I have made a breakthrough. Modest though it may be, I have found a chink in Fly’s armour and I’m working it for all it’s worth. On our first outings as a shepherding team, Fly and I fell at the first hurdle: she completely ignored me. Which made working together less than constructive, given that I was as cross as a wasp and she was doing whatever she fancied, the implication being that I had no idea what I was on about.
But a momentary lapse one day revealed that under her tough façade of sheep-focussed professionalism, Fly has a puppyish weakness for playing with sticks. And the thing about playing with sticks is that you really need to have someone to throw the stick for you. Otherwise, it’s not so much a game, it’s just running about with a stick in your mouth. So for the first time, Fly noticed that I existed, that I had purpose. She looked in my direction, made eye contact. For the first time, I had power in the relationship.

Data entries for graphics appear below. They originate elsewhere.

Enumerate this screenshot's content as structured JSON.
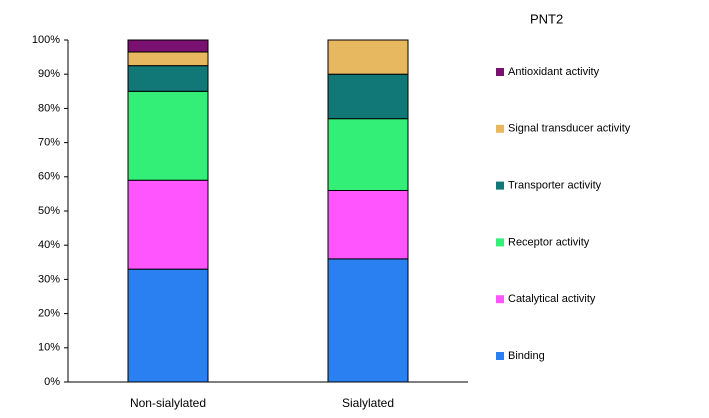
{
  "chart_data": {
    "type": "stacked_bar",
    "title": "PNT2",
    "categories": [
      "Non-sialylated",
      "Sialylated"
    ],
    "series": [
      {
        "name": "Binding",
        "color": "#2a80f0",
        "values": [
          33,
          36
        ]
      },
      {
        "name": "Catalytical activity",
        "color": "#ff55ff",
        "values": [
          26,
          20
        ]
      },
      {
        "name": "Receptor activity",
        "color": "#33ee77",
        "values": [
          26,
          21
        ]
      },
      {
        "name": "Transporter activity",
        "color": "#117777",
        "values": [
          7.5,
          13
        ]
      },
      {
        "name": "Signal transducer activity",
        "color": "#e8b860",
        "values": [
          4,
          10
        ]
      },
      {
        "name": "Antioxidant activity",
        "color": "#7a1070",
        "values": [
          3.5,
          0
        ]
      }
    ],
    "ylim": [
      0,
      100
    ],
    "yticks": [
      {
        "value": 0,
        "label": "0%"
      },
      {
        "value": 10,
        "label": "10%"
      },
      {
        "value": 20,
        "label": "20%"
      },
      {
        "value": 30,
        "label": "30%"
      },
      {
        "value": 40,
        "label": "40%"
      },
      {
        "value": 50,
        "label": "50%"
      },
      {
        "value": 60,
        "label": "60%"
      },
      {
        "value": 70,
        "label": "70%"
      },
      {
        "value": 80,
        "label": "80%"
      },
      {
        "value": 90,
        "label": "90%"
      },
      {
        "value": 100,
        "label": "100%"
      }
    ],
    "grid": false,
    "legend": "right"
  }
}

Now it has not wholly escaped my attention that rather than having asserted my dominance over the dog, I’m actually being manipulated by her. But as long as I can manipulate her right back and get her to do at least a modicum of what I want, I’m happy to turn a blind eye to that. I’m working on the premise that if it’s more fun to be with me than without me, Fly will choose to be with me.
It’s not exactly One Man and His Dog, but what I’m trying to get her to do is focus on me long enough for us to go together to where the sheep are, to do a bit of work, then come back together once we’ve finished. Until now, Fly has preferred to slink out off the kennel and purposefully dash up to the field where she believes the nearest group of sheep to be. She waits there to be told what to do, then once we’ve finished she dashes off somewhere else to look for more sheep, whether I like it or not.
Since there’s nothing more frustrating/exasperating/humiliating than yelling ineffectually as a dog rapidly disappears over the horizon, I have learned to hoodwink Fly with my new secret weapon. I’ve upgraded from a stick and now have a red ball on a string. Fly loves the red ball almost as much as she loves sheep. Her focus on it is so laser-like that she’ll stick with me all the way to the furthest group of sheep in the furthest field. She’ll then work the sheep broadly to my instruction (in this department it’s my skill that’s lacking not hers) and when we’re finished and she’s had the “that will do” command, she’ll lock straight back on to the red ball and come home with me.
With this small victory under our belts, I must now consider what’s next. Unavoidably, for Fly and I to progress any further in our shepherding partnership, the onus is on me to learn how to effectively ask her to do what I want with the sheep. I fear this may require something more than a red ball on a string. I may have to invest in the One Man and His Dog box set.